• Biologie: l'analyse du cérumen d’une baleine bleue adulte permet d'évaluer son exposition aux contaminants depuis sa naissance!____¤201309

     

    Une étude, dont les résultats ont été publiés dans la revue PNAS, révèle, grâce à l'analyse du cérumen d’une baleine bleue adulte, son exposition aux contaminants depuis sa naissance. Alors qu'habituellement, on se sert des matières fécales ou des graisses des baleines pour connaître les polluants auxquels elles sont confrontées, la nouvelle méthode, se fondant sur l’analyse des «bouchons d’oreille» de baleines, semble plus performante et riche d’enseignements.

     

    Chez la baleine, les bouchons d’oreille, constitués de lipides, de cire et de kératine, qui «s’accumulent à raison de deux couches par an», sont déjà utilisés pour évaluer l’âge des cétacés. Le bouchon d’oreille de l'étude en question (de 25,4 cm) a été «extrait d’une baleine bleue mâle, morte suite à une collision avec un navire au large de la Californie». L’analyse de chacune des 24 couches distinctes, indiquant que la baleine était âgée de douze ans, a permis de découvrir l'histoire chimique et hormonale du cétacé.

     

    En ce qui concerne le dosage de la testostérone, un pic dans la couche de dix ans a été détecté, qui correspond bien à l’âge de la maturité sexuelle: ce pic, «suivi d’une augmentation rapide du taux de cortisol, l’hormone du stress, dont le niveau a doublé», indique «que la baleine devenue adulte a pu être en concurrence avec d’autres mâles en quête d’une partenaire».

     

    La cire d’oreille a également préservé les polluants organiques rencontrés durant la vie de cette baleine: ainsi, «dès son plus jeune âge (entre 0 et un an), les analyses retrouvent des traces de pesticides et de retardateurs de flammes, dont certains ont été interdits il y a plus d’une décennie» (ces contaminants ont, semblent-il, «été stockés dans la graisse de la mère et transmis au baleineau durant l’allaitement»).

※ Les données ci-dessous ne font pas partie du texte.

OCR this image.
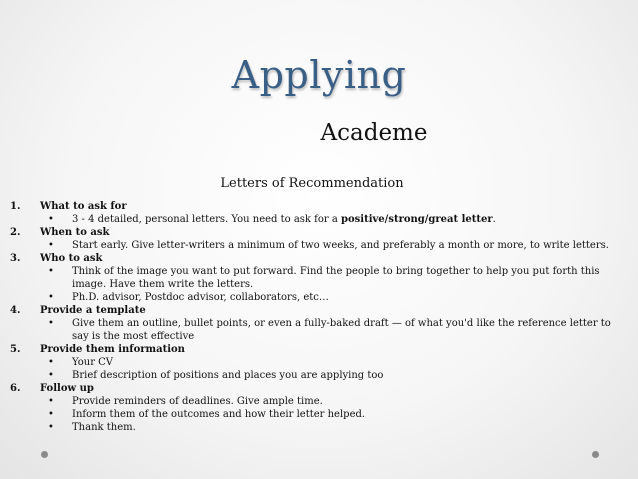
Applying
Academe
Letters of Recommendation
1. What to ask for
• 3 - 4 detailed, personal letters. You need to ask for a positive/strong/great letter.
2. When to ask
• Start early. Give letter-writers a minimum of two weeks, and preferably a month or more, to write letters.
3. Who to ask
• Think of the image you want to put forward. Find the people to bring together to help you put forth this image. Have them write the letters.
• Ph.D. advisor, Postdoc advisor, collaborators, etc…
4. Provide a template
• Give them an outline, bullet points, or even a fully-baked draft — of what you'd like the reference letter to say is the most effective
5. Provide them information
• Your CV
• Brief description of positions and places you are applying too
6. Follow up
• Provide reminders of deadlines. Give ample time.
• Inform them of the outcomes and how their letter helped.
• Thank them.
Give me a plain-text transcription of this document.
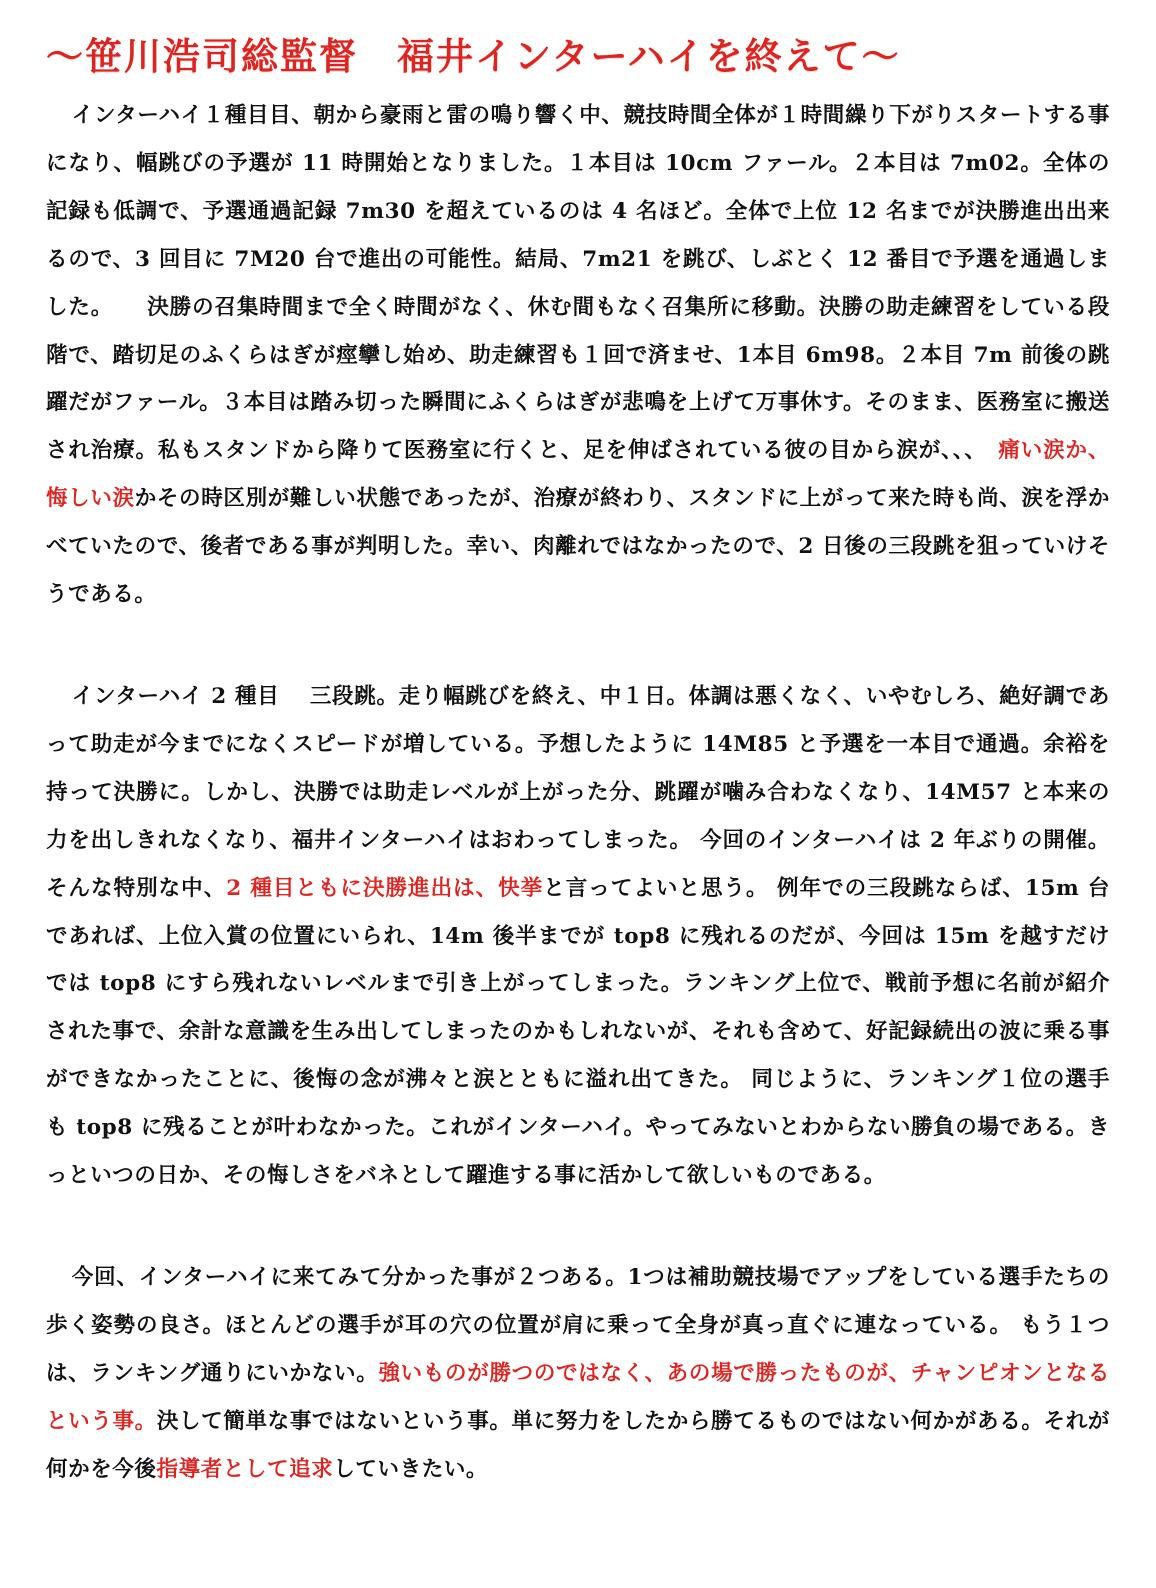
～笹川浩司総監督　福井インターハイを終えて～

インターハイ１種目目、朝から豪雨と雷の鳴り響く中、競技時間全体が１時間繰り下がりスタートする事になり、幅跳びの予選が 11 時開始となりました。１本目は 10cm ファール。２本目は 7m02。全体の記録も低調で、予選通過記録 7m30 を超えているのは 4 名ほど。全体で上位 12 名までが決勝進出出来るので、3 回目に 7M20 台で進出の可能性。結局、7m21 を跳び、しぶとく 12 番目で予選を通過しました。　　決勝の召集時間まで全く時間がなく、休む間もなく召集所に移動。決勝の助走練習をしている段階で、踏切足のふくらはぎが痙攣し始め、助走練習も１回で済ませ、1本目 6m98。２本目 7m 前後の跳躍だがファール。３本目は踏み切った瞬間にふくらはぎが悲鳴を上げて万事休す。そのまま、医務室に搬送され治療。私もスタンドから降りて医務室に行くと、足を伸ばされている彼の目から涙が、、、　痛い涙か、悔しい涙かその時区別が難しい状態であったが、治療が終わり、スタンドに上がって来た時も尚、涙を浮かべていたので、後者である事が判明した。幸い、肉離れではなかったので、2 日後の三段跳を狙っていけそうである。

インターハイ 2 種目　 三段跳。走り幅跳びを終え、中１日。体調は悪くなく、いやむしろ、絶好調であって助走が今までになくスピードが増している。予想したように 14M85 と予選を一本目で通過。余裕を持って決勝に。しかし、決勝では助走レベルが上がった分、跳躍が噛み合わなくなり、14M57 と本来の力を出しきれなくなり、福井インターハイはおわってしまった。 今回のインターハイは 2 年ぶりの開催。そんな特別な中、2 種目ともに決勝進出は、快挙と言ってよいと思う。 例年での三段跳ならば、15m 台であれば、上位入賞の位置にいられ、14m 後半までが top8 に残れるのだが、今回は 15m を越すだけでは top8 にすら残れないレベルまで引き上がってしまった。ランキング上位で、戦前予想に名前が紹介された事で、余計な意識を生み出してしまったのかもしれないが、それも含めて、好記録続出の波に乗る事ができなかったことに、後悔の念が沸々と涙とともに溢れ出てきた。 同じように、ランキング１位の選手も top8 に残ることが叶わなかった。これがインターハイ。やってみないとわからない勝負の場である。きっといつの日か、その悔しさをバネとして躍進する事に活かして欲しいものである。

今回、インターハイに来てみて分かった事が２つある。1つは補助競技場でアップをしている選手たちの歩く姿勢の良さ。ほとんどの選手が耳の穴の位置が肩に乗って全身が真っ直ぐに連なっている。 もう１つは、ランキング通りにいかない。強いものが勝つのではなく、あの場で勝ったものが、チャンピオンとなるという事。決して簡単な事ではないという事。単に努力をしたから勝てるものではない何かがある。それが何かを今後指導者として追求していきたい。
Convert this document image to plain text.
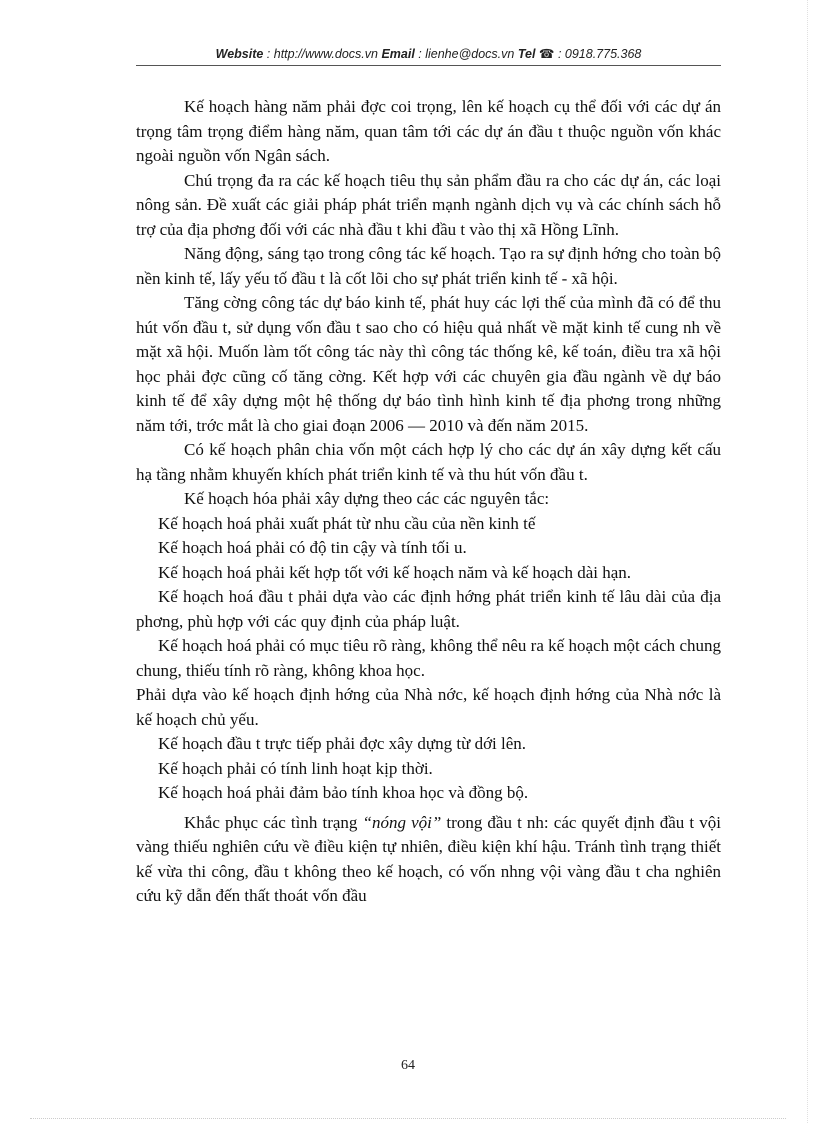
Website : http://www.docs.vn Email : lienhe@docs.vn Tel ☎ : 0918.775.368

Kế hoạch hàng năm phải đợc coi trọng, lên kế hoạch cụ thể đối với các dự án trọng tâm trọng điểm hàng năm, quan tâm tới các dự án đầu t thuộc nguồn vốn khác ngoài nguồn vốn Ngân sách.

Chú trọng đa ra các kế hoạch tiêu thụ sản phẩm đầu ra cho các dự án, các loại nông sản. Đề xuất các giải pháp phát triển mạnh ngành dịch vụ và các chính sách hỗ trợ của địa phơng đối với các nhà đầu t khi đầu t vào thị xã Hồng Lĩnh.

Năng động, sáng tạo trong công tác kế hoạch. Tạo ra sự định hớng cho toàn bộ nền kinh tế, lấy yếu tố đầu t là cốt lõi cho sự phát triển kinh tế - xã hội.

Tăng cờng công tác dự báo kinh tế, phát huy các lợi thế của mình đã có để thu hút vốn đầu t, sử dụng vốn đầu t sao cho có hiệu quả nhất về mặt kinh tế cung nh về mặt xã hội. Muốn làm tốt công tác này thì công tác thống kê, kế toán, điều tra xã hội học phải đợc cũng cố tăng cờng. Kết hợp với các chuyên gia đầu ngành về dự báo kinh tế để xây dựng một hệ thống dự báo tình hình kinh tế địa phơng trong những năm tới, trớc mắt là cho giai đoạn 2006 — 2010 và đến năm 2015.

Có kế hoạch phân chia vốn một cách hợp lý cho các dự án xây dựng kết cấu hạ tầng nhằm khuyến khích phát triển kinh tế và thu hút vốn đầu t.

Kế hoạch hóa phải xây dựng theo các các nguyên tắc:

Kế hoạch hoá phải xuất phát từ nhu cầu của nền kinh tế

Kế hoạch hoá phải có độ tin cậy và tính tối u.

Kế hoạch hoá phải kết hợp tốt với kế hoạch năm và kế hoạch dài hạn.

Kế hoạch hoá đầu t phải dựa vào các định hớng phát triển kinh tế lâu dài của địa phơng, phù hợp với các quy định của pháp luật.

Kế hoạch hoá phải có mục tiêu rõ ràng, không thể nêu ra kế hoạch một cách chung chung, thiếu tính rõ ràng, không khoa học.

Phải dựa vào kế hoạch định hớng của Nhà nớc, kế hoạch định hớng của Nhà nớc là kế hoạch chủ yếu.

Kế hoạch đầu t trực tiếp phải đợc xây dựng từ dới lên.

Kế hoạch phải có tính linh hoạt kịp thời.

Kế hoạch hoá phải đảm bảo tính khoa học và đồng bộ.

Khắc phục các tình trạng “nóng vội” trong đầu t nh: các quyết định đầu t vội vàng thiếu nghiên cứu về điều kiện tự nhiên, điều kiện khí hậu. Tránh tình trạng thiết kế vừa thi công, đầu t không theo kế hoạch, có vốn nhng vội vàng đầu t cha nghiên cứu kỹ dẫn đến thất thoát vốn đầu

64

Par contre, les profils du mercure correspondent à un transfert maternel réduit mais deux pics de contamination à cinq et dix ans.

     

    Il apparaît donc, que cette méthode est susceptible de «servir d’étalon pour évaluer l’exposition aux polluants des cétacés», compte tenu du fait «que de nombreux bouchons d’oreille sont exposés dans les musées de par le monde» (certains datant des années 50).